Gdy zastanawiam się nad tym, co stanowi o sile marketingowej Marcina Najmana, zadaje sobie wiele pytań i na żadne z nich nie potrafię znaleźć jednoznacznej odpowiedzi. Czy Marcin Najman jest takim wybitnym strategiem? Czy jest tak słaby i w tej słabości już tak mocno zakorzeniony, że wykorzystał to jako swoją siłę? Czy da się być bardziej perfidnym? On tak na serio?  Jedno jest pewne – gdyby Marcin Najman przyznał się publicznie, że jest po prostu słaby i generalnie – it’s only business, to nigdy nie zbiłby takiej fortuny. Z drugiej strony mam jednak nieodparte wrażenie, że on naprawdę wierzy w to co mówi i co nie ulega wątpliwości, biorąc pod uwagę jego gaże za występy - bardzo dobrze żyje mu się w tej alternatywnej rzeczywistości. A może to mieszanka świadomości bycia słabym i przekonania o swoich umiejętnościach. Jeśli tak, to… Panie „El Testosteronie” - chapeau bas. Udowodnił Pan wszystkim niedowiarkom, że światy równoległe istnieją.

Marcin Najman swoją „karierą” udowodnił jeszcze jedną bardzo ważną rzecz, czym z pewnością zawstydził niejednego, pracującego nań latami człowieka sukcesu. Otóż Marcin Najman udowodnił, że wystarczy stracić honor, by zyskać ogromną sławę i pieniądze. Oczywiście w świecie show-biznesu znajdziemy wielu takich, którzy są w stanie np. zjeść przetrawioną i wydaloną uprzednio przez innego człowieka potrawę, by znaleźć się choć na chwilę w blasku fleszy i zasilić nieco swoje konto bankowe. No właśnie znaleźć na chwilę i nieco zasilić. Ten człowiek robi swoje konsekwentnie od wielu lat i jak widać nie ma zamiaru przestać występować w roli head-linera festiwalu żenady. Festiwalu, na który od lat, mimo niezmienianego repertuaru, przyciąga tłumy. Trzeba mieć naprawdę ogromny dystans do siebie i zaniżony wręcz do podziemi poziom poczucia wstydu, by być Marcinem Najmanem. Niektórzy powiedzą, że to po prostu ogromna miłość do pieniędzy. Ale czy spoglądając na nazwiska, znajdujące się w rankingu Forbesa, znajdziemy tam choćby jednego człowieka, który zbił fortunę na tym, że… wszystko przegrał? I to dowodzi temu, że Marcin Najman jest ponad wszystkim. Złamał prawa fizyki, astronomii, nogę, zasady w walce bokserskiej i swoją własną psychikę.

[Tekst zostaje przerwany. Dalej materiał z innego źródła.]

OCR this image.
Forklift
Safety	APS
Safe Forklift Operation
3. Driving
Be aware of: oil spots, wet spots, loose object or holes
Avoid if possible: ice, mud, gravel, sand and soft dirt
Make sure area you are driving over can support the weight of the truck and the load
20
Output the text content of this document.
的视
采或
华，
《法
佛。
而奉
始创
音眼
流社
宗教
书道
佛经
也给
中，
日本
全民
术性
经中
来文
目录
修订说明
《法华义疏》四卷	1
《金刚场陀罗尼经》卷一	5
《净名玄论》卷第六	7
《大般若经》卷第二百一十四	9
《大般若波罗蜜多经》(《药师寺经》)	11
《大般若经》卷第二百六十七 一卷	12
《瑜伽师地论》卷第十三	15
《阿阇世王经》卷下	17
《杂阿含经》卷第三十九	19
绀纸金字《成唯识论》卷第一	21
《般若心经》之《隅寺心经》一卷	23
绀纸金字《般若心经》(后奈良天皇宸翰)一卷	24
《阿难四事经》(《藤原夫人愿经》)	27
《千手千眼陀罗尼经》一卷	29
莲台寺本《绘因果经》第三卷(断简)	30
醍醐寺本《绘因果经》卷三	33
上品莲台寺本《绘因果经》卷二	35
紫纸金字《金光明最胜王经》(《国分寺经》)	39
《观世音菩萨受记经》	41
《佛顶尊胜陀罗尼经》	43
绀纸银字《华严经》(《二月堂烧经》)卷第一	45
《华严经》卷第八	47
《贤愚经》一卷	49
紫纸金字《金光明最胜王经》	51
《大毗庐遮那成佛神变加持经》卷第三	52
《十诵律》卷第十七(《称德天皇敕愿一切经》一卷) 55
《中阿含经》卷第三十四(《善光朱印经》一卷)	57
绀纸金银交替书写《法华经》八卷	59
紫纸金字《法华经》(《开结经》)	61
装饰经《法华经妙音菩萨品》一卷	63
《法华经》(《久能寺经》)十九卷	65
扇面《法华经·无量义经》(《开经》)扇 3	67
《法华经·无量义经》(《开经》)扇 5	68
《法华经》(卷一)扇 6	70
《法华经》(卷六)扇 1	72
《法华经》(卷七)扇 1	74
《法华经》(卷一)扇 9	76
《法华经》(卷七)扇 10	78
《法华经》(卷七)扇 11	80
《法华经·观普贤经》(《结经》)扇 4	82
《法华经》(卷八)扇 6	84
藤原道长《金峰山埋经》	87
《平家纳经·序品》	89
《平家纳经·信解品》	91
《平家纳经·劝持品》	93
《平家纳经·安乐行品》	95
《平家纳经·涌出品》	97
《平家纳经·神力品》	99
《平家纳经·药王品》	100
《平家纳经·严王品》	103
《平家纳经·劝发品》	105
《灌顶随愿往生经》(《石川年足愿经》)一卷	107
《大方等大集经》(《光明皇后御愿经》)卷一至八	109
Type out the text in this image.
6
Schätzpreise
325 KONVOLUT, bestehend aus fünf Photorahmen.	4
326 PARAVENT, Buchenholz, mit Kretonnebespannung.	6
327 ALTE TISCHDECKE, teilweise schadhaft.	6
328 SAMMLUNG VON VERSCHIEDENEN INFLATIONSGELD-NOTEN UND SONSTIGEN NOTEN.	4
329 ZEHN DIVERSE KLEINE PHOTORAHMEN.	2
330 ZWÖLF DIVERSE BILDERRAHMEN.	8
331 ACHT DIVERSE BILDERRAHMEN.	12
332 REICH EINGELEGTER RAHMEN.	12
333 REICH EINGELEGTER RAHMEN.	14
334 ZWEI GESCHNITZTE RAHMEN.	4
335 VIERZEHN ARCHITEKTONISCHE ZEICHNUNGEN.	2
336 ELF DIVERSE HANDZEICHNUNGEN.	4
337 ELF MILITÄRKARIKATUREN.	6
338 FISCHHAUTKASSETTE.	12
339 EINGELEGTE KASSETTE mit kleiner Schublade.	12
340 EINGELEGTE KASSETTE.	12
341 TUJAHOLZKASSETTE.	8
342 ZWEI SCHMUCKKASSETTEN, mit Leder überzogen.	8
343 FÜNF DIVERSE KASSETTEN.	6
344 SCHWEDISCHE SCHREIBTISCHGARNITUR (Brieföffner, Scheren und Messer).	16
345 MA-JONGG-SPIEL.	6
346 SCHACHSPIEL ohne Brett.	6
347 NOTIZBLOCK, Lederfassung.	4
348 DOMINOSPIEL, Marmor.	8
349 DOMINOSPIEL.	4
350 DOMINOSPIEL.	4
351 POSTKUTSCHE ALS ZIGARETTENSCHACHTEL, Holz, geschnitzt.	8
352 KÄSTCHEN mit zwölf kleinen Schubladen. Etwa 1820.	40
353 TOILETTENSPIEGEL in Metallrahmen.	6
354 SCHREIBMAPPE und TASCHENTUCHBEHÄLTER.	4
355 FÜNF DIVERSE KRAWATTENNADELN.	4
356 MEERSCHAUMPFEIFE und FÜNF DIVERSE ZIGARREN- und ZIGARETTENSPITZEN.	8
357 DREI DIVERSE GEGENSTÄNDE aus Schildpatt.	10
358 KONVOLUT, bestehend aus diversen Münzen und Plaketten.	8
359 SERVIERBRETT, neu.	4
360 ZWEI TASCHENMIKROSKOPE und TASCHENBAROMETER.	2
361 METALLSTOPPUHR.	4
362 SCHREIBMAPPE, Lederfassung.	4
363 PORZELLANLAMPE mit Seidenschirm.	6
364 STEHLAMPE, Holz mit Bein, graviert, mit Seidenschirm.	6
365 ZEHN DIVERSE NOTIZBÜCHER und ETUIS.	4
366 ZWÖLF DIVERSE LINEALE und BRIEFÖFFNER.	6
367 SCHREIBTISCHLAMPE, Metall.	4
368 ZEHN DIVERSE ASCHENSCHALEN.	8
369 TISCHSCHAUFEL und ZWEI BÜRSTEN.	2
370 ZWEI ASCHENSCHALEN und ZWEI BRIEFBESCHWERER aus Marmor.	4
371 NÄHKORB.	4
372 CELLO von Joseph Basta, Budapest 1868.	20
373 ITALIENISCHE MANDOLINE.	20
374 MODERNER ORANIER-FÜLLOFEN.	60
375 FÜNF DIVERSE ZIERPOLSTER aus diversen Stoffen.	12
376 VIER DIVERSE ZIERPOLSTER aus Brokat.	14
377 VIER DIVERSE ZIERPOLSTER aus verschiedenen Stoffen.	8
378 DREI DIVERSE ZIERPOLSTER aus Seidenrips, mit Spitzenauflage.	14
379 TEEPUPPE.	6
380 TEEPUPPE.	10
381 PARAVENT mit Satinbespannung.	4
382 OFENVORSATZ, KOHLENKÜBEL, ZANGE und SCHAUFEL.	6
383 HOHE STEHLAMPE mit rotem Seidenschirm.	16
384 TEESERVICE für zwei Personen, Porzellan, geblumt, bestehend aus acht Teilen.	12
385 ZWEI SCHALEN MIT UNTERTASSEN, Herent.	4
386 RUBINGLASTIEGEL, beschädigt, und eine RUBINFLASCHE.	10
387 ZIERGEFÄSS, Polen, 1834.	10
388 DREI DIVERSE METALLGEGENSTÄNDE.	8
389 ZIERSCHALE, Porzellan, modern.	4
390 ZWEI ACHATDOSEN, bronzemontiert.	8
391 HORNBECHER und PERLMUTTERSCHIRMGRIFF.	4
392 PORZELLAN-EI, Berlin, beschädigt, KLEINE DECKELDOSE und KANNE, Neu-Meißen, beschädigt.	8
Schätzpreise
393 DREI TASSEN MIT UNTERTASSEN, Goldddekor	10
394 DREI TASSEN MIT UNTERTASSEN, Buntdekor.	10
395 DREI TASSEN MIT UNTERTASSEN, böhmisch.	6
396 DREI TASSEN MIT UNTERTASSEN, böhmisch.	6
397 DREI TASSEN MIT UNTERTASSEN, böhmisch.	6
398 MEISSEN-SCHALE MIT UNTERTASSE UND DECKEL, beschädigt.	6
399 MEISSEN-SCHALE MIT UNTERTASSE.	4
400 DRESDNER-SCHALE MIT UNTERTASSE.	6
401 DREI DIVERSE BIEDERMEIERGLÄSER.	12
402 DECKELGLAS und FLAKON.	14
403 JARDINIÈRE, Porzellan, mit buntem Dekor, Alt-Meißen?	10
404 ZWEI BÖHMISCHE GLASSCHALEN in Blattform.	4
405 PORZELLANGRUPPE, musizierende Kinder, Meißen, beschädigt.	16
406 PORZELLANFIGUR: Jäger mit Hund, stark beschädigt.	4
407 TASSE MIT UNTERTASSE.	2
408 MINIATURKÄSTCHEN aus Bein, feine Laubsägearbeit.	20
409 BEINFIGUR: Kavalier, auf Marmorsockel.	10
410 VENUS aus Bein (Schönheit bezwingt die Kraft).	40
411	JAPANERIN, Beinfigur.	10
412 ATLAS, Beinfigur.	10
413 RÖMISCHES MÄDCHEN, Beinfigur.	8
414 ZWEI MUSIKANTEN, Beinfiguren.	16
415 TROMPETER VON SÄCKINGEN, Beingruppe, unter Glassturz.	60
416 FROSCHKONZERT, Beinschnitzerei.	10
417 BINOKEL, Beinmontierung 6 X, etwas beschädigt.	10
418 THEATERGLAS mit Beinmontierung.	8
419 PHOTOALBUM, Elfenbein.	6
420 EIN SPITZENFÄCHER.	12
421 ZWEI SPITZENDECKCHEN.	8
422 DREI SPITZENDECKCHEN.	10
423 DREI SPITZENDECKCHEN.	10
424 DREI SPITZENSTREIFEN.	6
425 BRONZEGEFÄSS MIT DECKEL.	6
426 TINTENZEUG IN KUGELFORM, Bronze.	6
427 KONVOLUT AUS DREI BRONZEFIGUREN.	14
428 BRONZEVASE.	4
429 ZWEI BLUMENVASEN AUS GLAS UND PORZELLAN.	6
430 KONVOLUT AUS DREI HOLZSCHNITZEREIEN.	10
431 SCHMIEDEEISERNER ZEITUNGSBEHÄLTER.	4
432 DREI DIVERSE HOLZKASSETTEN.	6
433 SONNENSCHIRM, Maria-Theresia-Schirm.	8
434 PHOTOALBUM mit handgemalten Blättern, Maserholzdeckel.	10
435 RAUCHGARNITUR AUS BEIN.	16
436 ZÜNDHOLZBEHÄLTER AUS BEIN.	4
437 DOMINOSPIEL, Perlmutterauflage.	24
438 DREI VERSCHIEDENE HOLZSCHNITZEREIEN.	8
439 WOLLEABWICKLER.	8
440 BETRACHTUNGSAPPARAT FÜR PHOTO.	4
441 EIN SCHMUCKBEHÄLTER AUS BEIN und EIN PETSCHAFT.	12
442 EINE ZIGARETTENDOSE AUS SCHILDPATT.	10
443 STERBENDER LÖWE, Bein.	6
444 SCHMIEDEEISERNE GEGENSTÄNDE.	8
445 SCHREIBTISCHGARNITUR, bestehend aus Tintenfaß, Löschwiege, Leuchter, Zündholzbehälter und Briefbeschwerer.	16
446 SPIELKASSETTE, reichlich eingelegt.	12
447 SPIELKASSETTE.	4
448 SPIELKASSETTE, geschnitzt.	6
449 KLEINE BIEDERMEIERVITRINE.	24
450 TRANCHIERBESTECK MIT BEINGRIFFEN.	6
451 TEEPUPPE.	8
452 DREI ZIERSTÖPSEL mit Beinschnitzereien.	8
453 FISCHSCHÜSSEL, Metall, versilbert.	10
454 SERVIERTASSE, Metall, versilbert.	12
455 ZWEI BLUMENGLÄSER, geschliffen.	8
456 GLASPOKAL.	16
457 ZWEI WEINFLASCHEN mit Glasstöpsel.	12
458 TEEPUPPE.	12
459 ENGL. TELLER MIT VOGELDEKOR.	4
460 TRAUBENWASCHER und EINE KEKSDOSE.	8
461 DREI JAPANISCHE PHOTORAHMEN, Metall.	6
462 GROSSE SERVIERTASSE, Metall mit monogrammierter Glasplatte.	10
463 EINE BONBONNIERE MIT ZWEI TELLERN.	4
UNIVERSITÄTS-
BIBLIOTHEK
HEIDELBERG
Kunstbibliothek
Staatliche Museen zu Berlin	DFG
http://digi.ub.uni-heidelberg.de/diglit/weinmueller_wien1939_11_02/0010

Po obejrzeniu ostatniego wywiadu Marcina Najmana z Arkadiuszem Hnidą z portalu mma.pl, pomyślałem sobie, że to jest wręcz niemożliwe stworzyć tak odmienny obraz rzeczywistości i w tak umiejętny sposób go referować. A jednak. Sam po obejrzeniu tego wywiadu złapałem się na refleksji, że może rzeczywiście, to Marcin Najman ma rację, a wszyscy inni się mylą. No król. Po głębszej analizie, doszedłem jednak do wniosku, że to co robi Marcin Najman, to wyraz swego rodzaju manii, którą posiadł lata temu i stał się jej umysłowym niewolnikiem.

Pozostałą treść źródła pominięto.